Cendrars reste frère du futurisme avec ses poèmes élastiques comme le prouve ce passage : « La croûte terrestre/ Le liquide/ Le brumeux / Tout ce qui se ternit / La géométrie nuageuse/ Le fil à plomb qui se résorbe / Ossification. / Locomotion. » Toutefois, quoique adepte de la vitesse, de l’énergie, le poète refusera le cadre des avant-gardes où il aurait pu trouver sa place. Il est vrai que, contrairement aux formalistes transalpins, il se méfie de tous les embrigadements. Cendrars reste un homme libre et sa poésie le prouve. Il s’adonne aussi à la peinture mais va abandonner la poésie pour la fiction avant d’aller « tuer les morses ».

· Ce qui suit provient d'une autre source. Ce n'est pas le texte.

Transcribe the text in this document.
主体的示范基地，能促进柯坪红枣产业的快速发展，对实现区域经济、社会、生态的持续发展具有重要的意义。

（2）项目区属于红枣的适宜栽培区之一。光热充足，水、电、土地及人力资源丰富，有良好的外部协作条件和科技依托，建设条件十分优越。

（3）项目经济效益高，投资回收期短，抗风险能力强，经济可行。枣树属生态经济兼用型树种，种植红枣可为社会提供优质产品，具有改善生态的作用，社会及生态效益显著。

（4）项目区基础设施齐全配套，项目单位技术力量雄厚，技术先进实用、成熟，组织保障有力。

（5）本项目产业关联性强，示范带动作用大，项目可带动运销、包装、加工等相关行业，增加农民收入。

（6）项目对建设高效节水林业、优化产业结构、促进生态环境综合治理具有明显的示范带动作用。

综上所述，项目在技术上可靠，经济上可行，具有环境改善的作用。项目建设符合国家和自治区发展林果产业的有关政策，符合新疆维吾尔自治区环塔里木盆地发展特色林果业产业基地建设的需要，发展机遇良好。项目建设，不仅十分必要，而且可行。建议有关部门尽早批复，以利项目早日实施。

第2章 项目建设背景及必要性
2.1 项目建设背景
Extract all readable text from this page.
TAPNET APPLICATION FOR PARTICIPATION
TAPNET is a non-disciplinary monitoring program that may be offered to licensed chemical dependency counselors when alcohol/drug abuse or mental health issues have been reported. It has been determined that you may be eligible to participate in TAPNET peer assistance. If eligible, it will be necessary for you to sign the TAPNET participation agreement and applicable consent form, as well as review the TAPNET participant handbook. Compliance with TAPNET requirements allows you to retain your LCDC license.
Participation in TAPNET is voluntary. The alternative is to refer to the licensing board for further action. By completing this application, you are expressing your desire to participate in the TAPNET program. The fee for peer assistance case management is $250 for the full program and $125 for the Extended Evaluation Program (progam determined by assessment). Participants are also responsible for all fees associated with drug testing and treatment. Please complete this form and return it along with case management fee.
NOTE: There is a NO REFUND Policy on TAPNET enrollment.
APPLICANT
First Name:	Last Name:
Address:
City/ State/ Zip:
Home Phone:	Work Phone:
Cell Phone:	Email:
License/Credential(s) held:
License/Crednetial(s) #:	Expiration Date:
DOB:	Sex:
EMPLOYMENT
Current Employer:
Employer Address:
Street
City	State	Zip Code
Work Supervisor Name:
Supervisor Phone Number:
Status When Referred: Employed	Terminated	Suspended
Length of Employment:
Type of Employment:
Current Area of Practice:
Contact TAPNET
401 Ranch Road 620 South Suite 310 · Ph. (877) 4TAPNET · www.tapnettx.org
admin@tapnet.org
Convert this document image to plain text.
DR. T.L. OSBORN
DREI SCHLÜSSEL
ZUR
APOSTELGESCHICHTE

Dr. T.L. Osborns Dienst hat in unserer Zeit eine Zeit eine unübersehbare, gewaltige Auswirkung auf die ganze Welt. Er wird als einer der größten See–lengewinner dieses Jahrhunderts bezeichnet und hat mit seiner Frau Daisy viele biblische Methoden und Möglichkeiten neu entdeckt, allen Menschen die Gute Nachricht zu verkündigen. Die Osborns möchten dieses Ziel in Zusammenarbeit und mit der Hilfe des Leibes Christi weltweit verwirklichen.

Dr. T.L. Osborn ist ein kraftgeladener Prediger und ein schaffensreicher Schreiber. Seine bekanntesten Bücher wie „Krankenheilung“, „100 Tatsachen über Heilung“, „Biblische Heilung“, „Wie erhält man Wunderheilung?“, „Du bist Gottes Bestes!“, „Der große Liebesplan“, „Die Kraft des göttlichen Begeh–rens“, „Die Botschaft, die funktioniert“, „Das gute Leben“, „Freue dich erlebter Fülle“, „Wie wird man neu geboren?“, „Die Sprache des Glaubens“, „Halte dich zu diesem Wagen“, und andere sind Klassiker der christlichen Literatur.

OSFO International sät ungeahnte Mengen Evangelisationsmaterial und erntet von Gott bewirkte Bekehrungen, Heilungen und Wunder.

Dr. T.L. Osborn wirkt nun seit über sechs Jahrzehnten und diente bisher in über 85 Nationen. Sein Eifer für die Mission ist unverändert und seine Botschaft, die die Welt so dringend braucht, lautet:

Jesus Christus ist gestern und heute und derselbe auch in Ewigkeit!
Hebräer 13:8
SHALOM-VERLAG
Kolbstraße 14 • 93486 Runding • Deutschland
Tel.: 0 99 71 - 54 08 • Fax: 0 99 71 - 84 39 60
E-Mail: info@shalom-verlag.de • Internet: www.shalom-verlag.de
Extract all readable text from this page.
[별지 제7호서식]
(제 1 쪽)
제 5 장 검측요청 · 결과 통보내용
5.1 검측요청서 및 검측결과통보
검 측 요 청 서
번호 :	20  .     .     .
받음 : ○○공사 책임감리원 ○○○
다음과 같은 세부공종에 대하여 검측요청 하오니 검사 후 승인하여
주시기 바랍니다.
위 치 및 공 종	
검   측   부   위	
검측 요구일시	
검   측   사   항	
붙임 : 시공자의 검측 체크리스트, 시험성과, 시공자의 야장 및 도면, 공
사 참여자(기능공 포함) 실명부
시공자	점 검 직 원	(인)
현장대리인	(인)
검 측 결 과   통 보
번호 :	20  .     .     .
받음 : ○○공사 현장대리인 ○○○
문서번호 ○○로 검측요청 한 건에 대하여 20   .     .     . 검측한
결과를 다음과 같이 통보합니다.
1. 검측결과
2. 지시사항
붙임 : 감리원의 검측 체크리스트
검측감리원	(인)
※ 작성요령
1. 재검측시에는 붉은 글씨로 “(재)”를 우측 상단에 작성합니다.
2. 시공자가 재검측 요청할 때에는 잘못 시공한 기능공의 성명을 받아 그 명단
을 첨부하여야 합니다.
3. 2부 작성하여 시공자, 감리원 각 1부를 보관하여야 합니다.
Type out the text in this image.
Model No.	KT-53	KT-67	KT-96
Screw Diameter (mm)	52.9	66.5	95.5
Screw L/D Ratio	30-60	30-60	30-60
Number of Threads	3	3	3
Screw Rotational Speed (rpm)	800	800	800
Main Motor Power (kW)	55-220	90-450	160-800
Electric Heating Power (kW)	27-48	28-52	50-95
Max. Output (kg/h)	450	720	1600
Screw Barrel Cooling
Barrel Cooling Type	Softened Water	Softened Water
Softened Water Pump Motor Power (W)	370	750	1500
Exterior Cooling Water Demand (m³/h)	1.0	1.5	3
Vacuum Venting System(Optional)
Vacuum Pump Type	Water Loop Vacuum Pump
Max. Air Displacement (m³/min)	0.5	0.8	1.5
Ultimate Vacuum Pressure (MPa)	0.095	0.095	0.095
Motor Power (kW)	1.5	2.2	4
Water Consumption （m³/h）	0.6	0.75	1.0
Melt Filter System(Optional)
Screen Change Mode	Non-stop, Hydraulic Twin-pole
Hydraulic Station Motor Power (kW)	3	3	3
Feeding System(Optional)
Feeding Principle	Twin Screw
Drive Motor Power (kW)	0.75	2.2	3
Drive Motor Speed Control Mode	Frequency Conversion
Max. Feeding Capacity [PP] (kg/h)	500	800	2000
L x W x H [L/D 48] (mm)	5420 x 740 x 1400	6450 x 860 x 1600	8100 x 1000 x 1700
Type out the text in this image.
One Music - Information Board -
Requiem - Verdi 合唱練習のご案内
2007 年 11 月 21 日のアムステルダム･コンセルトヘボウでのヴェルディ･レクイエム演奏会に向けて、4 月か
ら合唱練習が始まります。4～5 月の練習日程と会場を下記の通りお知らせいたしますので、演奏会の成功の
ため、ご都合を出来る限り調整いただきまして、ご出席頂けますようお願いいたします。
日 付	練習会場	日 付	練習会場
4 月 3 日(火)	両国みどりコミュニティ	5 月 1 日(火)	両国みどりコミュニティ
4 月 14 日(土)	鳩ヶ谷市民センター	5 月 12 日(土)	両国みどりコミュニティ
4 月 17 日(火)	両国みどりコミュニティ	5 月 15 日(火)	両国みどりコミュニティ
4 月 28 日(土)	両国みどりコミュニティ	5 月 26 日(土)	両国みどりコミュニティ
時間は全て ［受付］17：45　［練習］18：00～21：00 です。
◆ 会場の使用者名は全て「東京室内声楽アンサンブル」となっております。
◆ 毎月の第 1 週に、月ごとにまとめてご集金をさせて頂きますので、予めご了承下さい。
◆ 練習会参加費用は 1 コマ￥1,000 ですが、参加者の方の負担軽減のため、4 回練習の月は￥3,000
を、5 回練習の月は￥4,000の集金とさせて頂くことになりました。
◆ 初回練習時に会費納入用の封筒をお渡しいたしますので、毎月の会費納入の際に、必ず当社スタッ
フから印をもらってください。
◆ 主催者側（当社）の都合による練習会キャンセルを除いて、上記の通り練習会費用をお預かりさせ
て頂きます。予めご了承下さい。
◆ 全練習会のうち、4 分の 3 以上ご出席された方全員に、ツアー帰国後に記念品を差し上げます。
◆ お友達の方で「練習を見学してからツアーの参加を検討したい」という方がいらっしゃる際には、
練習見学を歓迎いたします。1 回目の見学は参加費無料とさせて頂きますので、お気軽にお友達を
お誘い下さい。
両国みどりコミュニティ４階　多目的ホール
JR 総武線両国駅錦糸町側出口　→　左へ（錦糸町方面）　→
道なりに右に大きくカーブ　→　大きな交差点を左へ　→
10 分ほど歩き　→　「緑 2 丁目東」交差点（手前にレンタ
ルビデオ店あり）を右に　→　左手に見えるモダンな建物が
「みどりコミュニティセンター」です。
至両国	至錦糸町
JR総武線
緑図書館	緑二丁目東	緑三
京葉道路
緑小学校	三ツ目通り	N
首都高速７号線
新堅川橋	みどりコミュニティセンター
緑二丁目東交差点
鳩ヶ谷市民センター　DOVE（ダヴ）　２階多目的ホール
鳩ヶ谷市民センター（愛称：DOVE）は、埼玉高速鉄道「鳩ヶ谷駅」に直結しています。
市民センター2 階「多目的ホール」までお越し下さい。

Douze ans plus tard il publie néanmoins deux recueils. En 1924, il publie Feuilles de route, son dernier ouvrage versifié, journal de bord de son voyage maritime jusqu’au Brésil, fait « de petites histoires sans prétentions ». La rupture forgée par l’écrivain lui-même est donc à nuancer. Mais il semble bien désormais que l’envie d’écrire des poèmes le quitte, comme il le dit sans détour : “Il y a plein de bouquins où l’on ne décrit que les couchers de soleil”.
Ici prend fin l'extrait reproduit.